Smiley Face Emoticon’s Birthday Date in the current year: September 19, 2024

Smiley Face Emoticon’s Birthday Emoticons have become an indispensable part of online communication, because they help us express our mood or feelings when the other person can’t see our facial expression or hear our voice. Some people even celebrate the smiley face emoticon’s birthday, which falls on September 19.

The smiley face emoticon :-) was created by American computer scientist Scott Fahlman. Although people have been looking for ways to use punctuation to express emotions for centuries and Fahlman certainly wasn’t the first person to suggest the concept of the emoticon, he is credited as the first person to put the idea into practice.

On September 19, 1982, Fahlman proposed to use a sequence consisting of a colon, a dash and a closing parenthesis :-) to distinguish jokes from serious posts during a conversation taking place on the Carnegie Mellon University computer science general board. In the same message, he also proposed the use of the :-( emoticon. The symbols caught on and spread to APRANET and Usenet (the precursor networks to the Internet) within months.

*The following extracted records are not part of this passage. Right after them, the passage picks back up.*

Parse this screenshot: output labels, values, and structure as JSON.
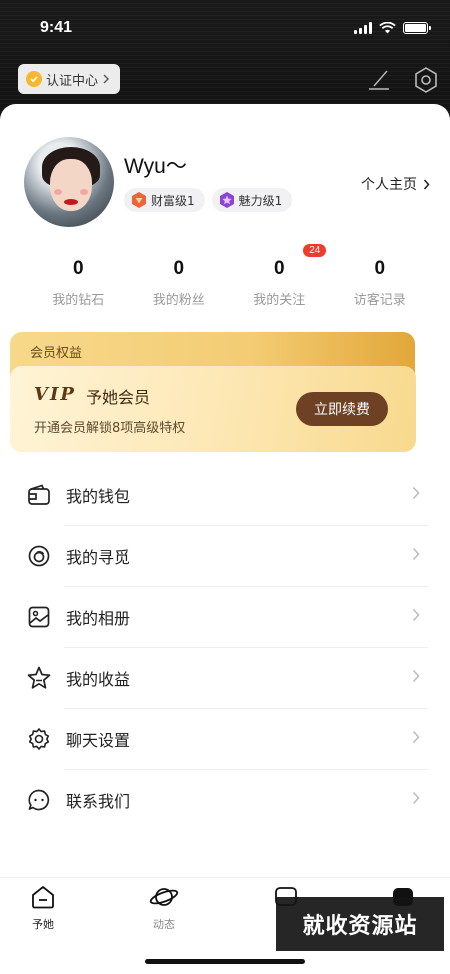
{
  "status_bar": {
    "time": "9:41"
  },
  "header": {
    "cert_label": "认证中心",
    "edit_icon": "pen-icon",
    "settings_icon": "settings-hexagon-icon"
  },
  "profile": {
    "username": "Wyu～",
    "badges": [
      {
        "label": "财富级1",
        "icon": "wealth-level-icon",
        "color": "#f0623a"
      },
      {
        "label": "魅力级1",
        "icon": "charm-level-icon",
        "color": "#8a44d8"
      }
    ],
    "homepage_label": "个人主页"
  },
  "stats": [
    {
      "value": "0",
      "label": "我的钻石"
    },
    {
      "value": "0",
      "label": "我的粉丝"
    },
    {
      "value": "0",
      "label": "我的关注",
      "badge": "24"
    },
    {
      "value": "0",
      "label": "访客记录"
    }
  ],
  "vip": {
    "section_title": "会员权益",
    "logo": "VIP",
    "name": "予她会员",
    "description": "开通会员解锁8项高级特权",
    "button": "立即续费"
  },
  "menu": [
    {
      "label": "我的钱包",
      "icon": "wallet-icon"
    },
    {
      "label": "我的寻觅",
      "icon": "explore-icon"
    },
    {
      "label": "我的相册",
      "icon": "album-icon"
    },
    {
      "label": "我的收益",
      "icon": "star-icon"
    },
    {
      "label": "聊天设置",
      "icon": "gear-icon"
    },
    {
      "label": "联系我们",
      "icon": "chat-bubble-icon"
    }
  ],
  "tabbar": [
    {
      "label": "予她",
      "icon": "home-icon"
    },
    {
      "label": "动态",
      "icon": "planet-icon"
    }
  ],
  "watermark": "就收资源站",
  "colors": {
    "accent_brown": "#6e4124",
    "badge_red": "#f23a2f",
    "vip_gold": "#f3cc73"
  }
}
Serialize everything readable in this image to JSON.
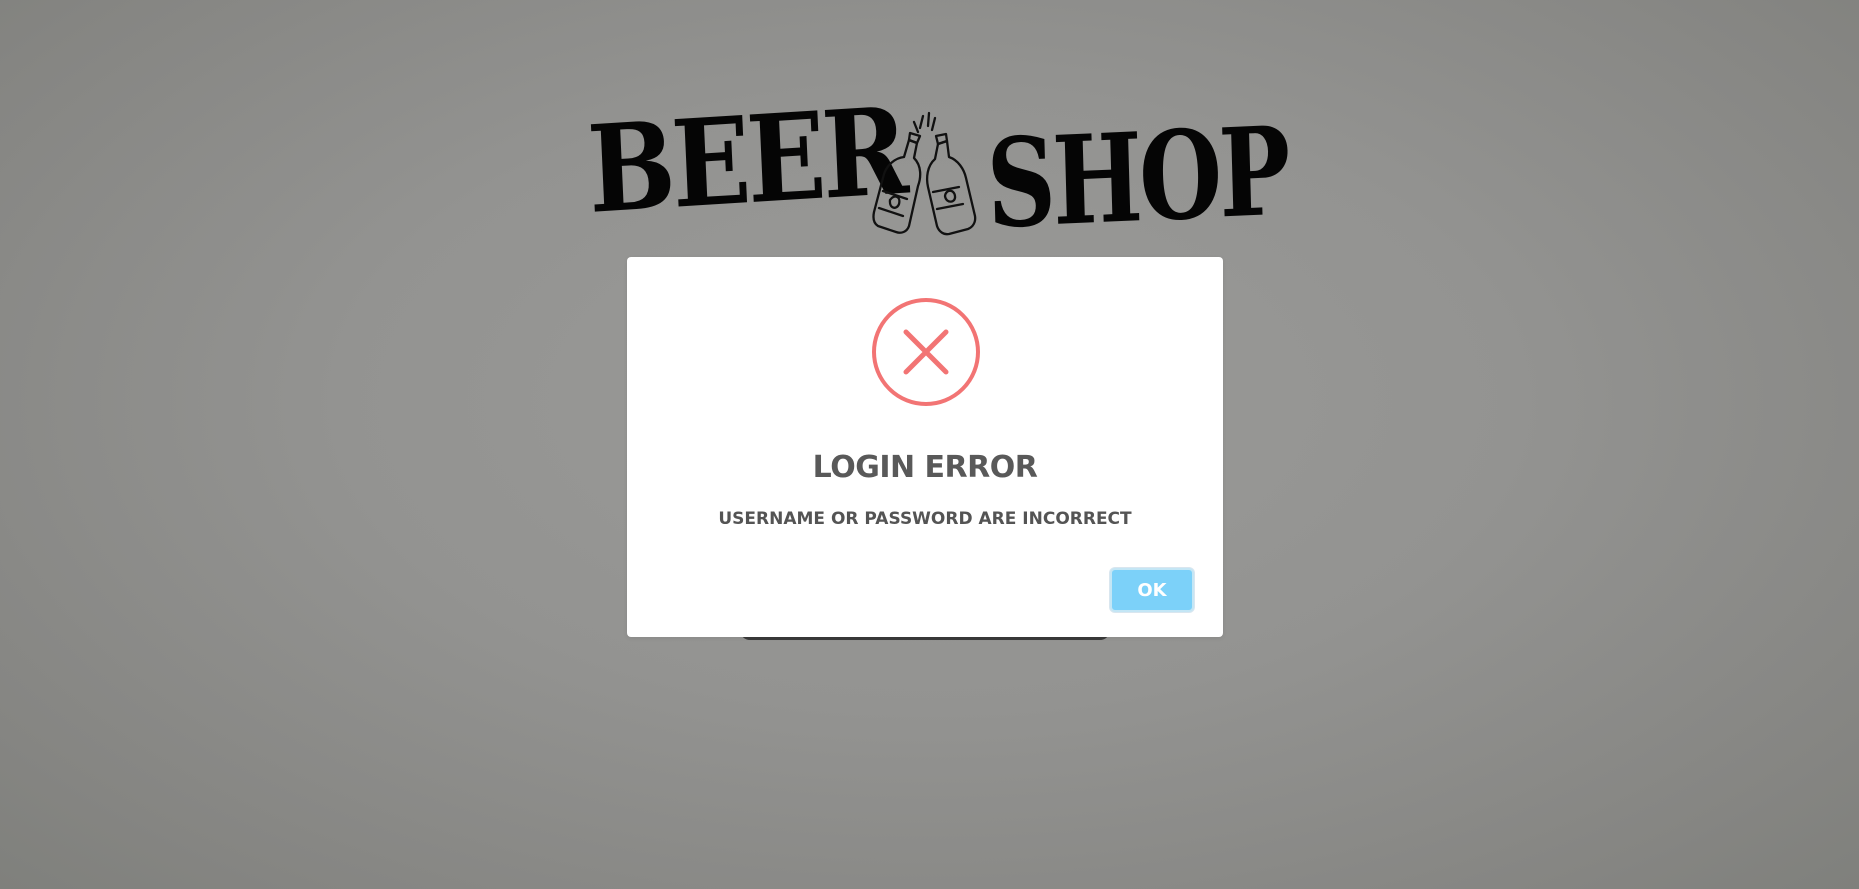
{
  "logo": {
    "word_left": "BEER",
    "word_right": "SHOP",
    "icon": "beer-bottles-icon"
  },
  "dialog": {
    "icon": "error-x-icon",
    "title": "LOGIN ERROR",
    "message": "USERNAME OR PASSWORD ARE INCORRECT",
    "ok_label": "OK"
  },
  "colors": {
    "overlay": "#8c8c8a",
    "error": "#f27474",
    "button": "#7cd1f9",
    "title_text": "#595959"
  }
}
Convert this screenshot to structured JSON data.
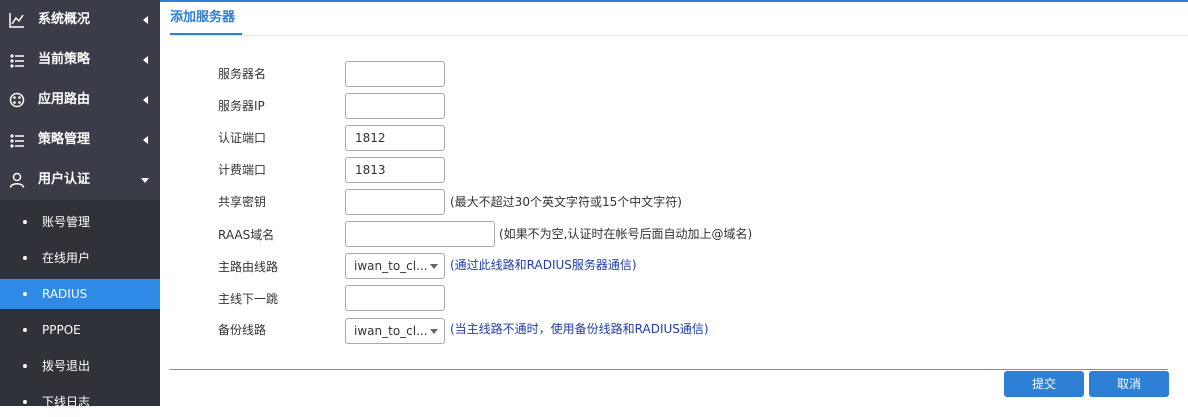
{
  "sidebar": {
    "nav": [
      {
        "label": "系统概况",
        "icon": "chart-line-icon"
      },
      {
        "label": "当前策略",
        "icon": "sliders-icon"
      },
      {
        "label": "应用路由",
        "icon": "route-icon"
      },
      {
        "label": "策略管理",
        "icon": "sliders-icon"
      },
      {
        "label": "用户认证",
        "icon": "user-icon"
      }
    ],
    "sub": [
      {
        "label": "账号管理"
      },
      {
        "label": "在线用户"
      },
      {
        "label": "RADIUS"
      },
      {
        "label": "PPPOE"
      },
      {
        "label": "拨号退出"
      },
      {
        "label": "下线日志"
      }
    ]
  },
  "tab": {
    "title": "添加服务器"
  },
  "form": {
    "server_name": {
      "label": "服务器名",
      "value": ""
    },
    "server_ip": {
      "label": "服务器IP",
      "value": ""
    },
    "auth_port": {
      "label": "认证端口",
      "value": "1812"
    },
    "acct_port": {
      "label": "计费端口",
      "value": "1813"
    },
    "shared_key": {
      "label": "共享密钥",
      "value": "",
      "hint": "(最大不超过30个英文字符或15个中文字符)"
    },
    "raas_domain": {
      "label": "RAAS域名",
      "value": "",
      "hint": "(如果不为空,认证时在帐号后面自动加上@域名)"
    },
    "main_route": {
      "label": "主路由线路",
      "value": "iwan_to_cl...",
      "hint": "(通过此线路和RADIUS服务器通信)"
    },
    "next_hop": {
      "label": "主线下一跳",
      "value": ""
    },
    "backup_route": {
      "label": "备份线路",
      "value": "iwan_to_cl...",
      "hint": "(当主线路不通时，使用备份线路和RADIUS通信)"
    }
  },
  "buttons": {
    "submit": "提交",
    "cancel": "取消"
  },
  "colors": {
    "accent": "#2e7fd6",
    "sidebar": "#2f3238",
    "hint_blue": "#1f3fa8"
  }
}
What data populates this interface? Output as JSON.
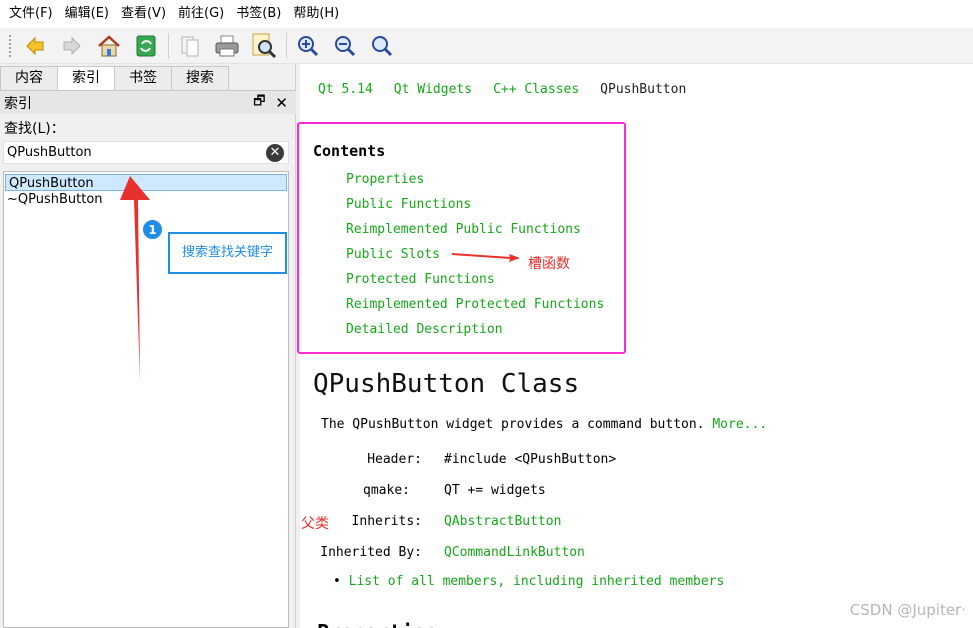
{
  "menubar": {
    "items": [
      "文件(F)",
      "编辑(E)",
      "查看(V)",
      "前往(G)",
      "书签(B)",
      "帮助(H)"
    ]
  },
  "toolbar": {
    "buttons": [
      "back-icon",
      "forward-icon",
      "home-icon",
      "sync-icon",
      "copy-icon",
      "print-icon",
      "find-icon",
      "zoom-in-icon",
      "zoom-out-icon",
      "zoom-reset-icon"
    ]
  },
  "sidebar": {
    "tabs": [
      "内容",
      "索引",
      "书签",
      "搜索"
    ],
    "active_tab": "索引",
    "dock_title": "索引",
    "find_label": "查找(L)：",
    "search_value": "QPushButton",
    "results": [
      "QPushButton",
      "~QPushButton"
    ]
  },
  "content": {
    "breadcrumbs": [
      "Qt 5.14",
      "Qt Widgets",
      "C++ Classes",
      "QPushButton"
    ],
    "contents_title": "Contents",
    "contents_links": [
      "Properties",
      "Public Functions",
      "Reimplemented Public Functions",
      "Public Slots",
      "Protected Functions",
      "Reimplemented Protected Functions",
      "Detailed Description"
    ],
    "class_title": "QPushButton Class",
    "brief": "The QPushButton widget provides a command button.",
    "more_label": "More...",
    "header_label": "Header:",
    "header_value": "#include <QPushButton>",
    "qmake_label": "qmake:",
    "qmake_value": "QT += widgets",
    "inherits_label": "Inherits:",
    "inherits_value": "QAbstractButton",
    "inherited_by_label": "Inherited By:",
    "inherited_by_value": "QCommandLinkButton",
    "members_link": "List of all members, including inherited members",
    "next_heading": "Properties"
  },
  "annotations": {
    "slot_note": "槽函数",
    "parent_note": "父类",
    "callout_text": "搜索查找关键字",
    "callout_number": "1",
    "watermark": "CSDN @Jupiter·",
    "colors": {
      "arrow_red": "#e8302d",
      "box_magenta": "#ff2bd0",
      "callout_blue": "#1e8ee8",
      "link_green": "#17a81a"
    }
  }
}
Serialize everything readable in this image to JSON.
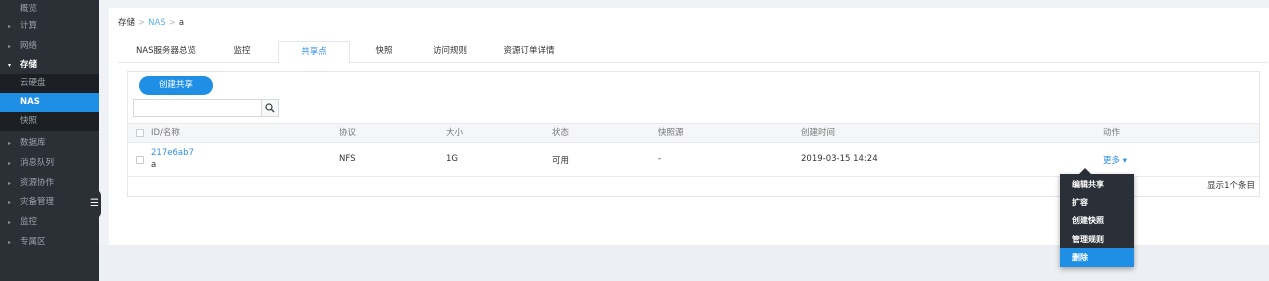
{
  "sidebar": {
    "items": [
      {
        "label": "概览",
        "arrow": ""
      },
      {
        "label": "计算",
        "arrow": "▸"
      },
      {
        "label": "网络",
        "arrow": "▸"
      },
      {
        "label": "存储",
        "arrow": "▾"
      },
      {
        "label": "云硬盘",
        "arrow": ""
      },
      {
        "label": "NAS",
        "arrow": ""
      },
      {
        "label": "快照",
        "arrow": ""
      },
      {
        "label": "数据库",
        "arrow": "▸"
      },
      {
        "label": "消息队列",
        "arrow": "▸"
      },
      {
        "label": "资源协作",
        "arrow": "▸"
      },
      {
        "label": "灾备管理",
        "arrow": "▸"
      },
      {
        "label": "监控",
        "arrow": "▸"
      },
      {
        "label": "专属区",
        "arrow": "▸"
      }
    ],
    "collapse_glyph": "☰"
  },
  "breadcrumb": {
    "root": "存储",
    "sep": ">",
    "mid": "NAS",
    "leaf": "a"
  },
  "tabs": [
    {
      "label": "NAS服务器总览"
    },
    {
      "label": "监控"
    },
    {
      "label": "共享点"
    },
    {
      "label": "快照"
    },
    {
      "label": "访问规则"
    },
    {
      "label": "资源订单详情"
    }
  ],
  "toolbar": {
    "create_label": "创建共享",
    "search_placeholder": "",
    "search_icon": "🔍"
  },
  "table": {
    "headers": [
      "ID/名称",
      "协议",
      "大小",
      "状态",
      "快照源",
      "创建时间",
      "动作"
    ],
    "rows": [
      {
        "id": "217e6ab7",
        "name": "a",
        "protocol": "NFS",
        "size": "1G",
        "status": "可用",
        "snapshot_source": "-",
        "created": "2019-03-15 14:24",
        "action": "更多",
        "action_caret": "▾"
      }
    ],
    "footer": "显示1个条目"
  },
  "dropdown": {
    "items": [
      "编辑共享",
      "扩容",
      "创建快照",
      "管理规则",
      "删除"
    ]
  },
  "colors": {
    "accent": "#1f8fe6",
    "sidebar_bg": "#2b2f36"
  }
}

Since then, Internet users have come up with thousands of emoticons to convey all kinds of emotions and concepts. Moreover, a variety of emoticon styles have developed, each with its own culture-specific attributes. For example, Western-style emoticons are usually written left to right, like the first two invented by Fahlman: the eyes followed by the nose and the mouth. The nose is sometimes omitted, resulting in the two-character versions of popular emoticons, such as :), :( or ;). In addition to punctuation marks, emoticons in Western style can include letters. For example, :D means a grin, :P depicts a tongue out, and XD is used to express amusement.

Japanese-style emoticons are called kaomoji, which means “face characters”. Unlike Western-style emoticons, they can be understood without having to tilt one’s head to the left. Kaomoji usually consist of the parentheses, braces or square brackets representing the outline of the face, an underscore representing the mouth, and asterisks, carets, letters or other symbols representing the eyes. For example, the (T_T) emoticon represents sadness and the (x_x) emoticon represents stress. The parentheses are often left out, for example, o_O (surprise, confusion).

Korean-style emoticons are similar to Japanese emoticons in structure, meaning that you don’t need to tilt your head to read them, but they use jamo (symbols of the Korean alphabet) instead of Latin characters. Russian speakers use a single right parenthesis as a smiley face, omitting both the colon and the dash, and multiple parentheses are used to express laughter, amusement or happiness. Many users, especially anime fans, use a combination of Western and Japanese styles.

Although everyone and their mother is using emojis these days, emoticons are still popular in plain test communication channels. If you like using emoticons to express your emotions, don’t hesitate to celebrate the birthday of the smiley face emoticon on September 19 and to mentally thank Scott Fahlman for inventing it.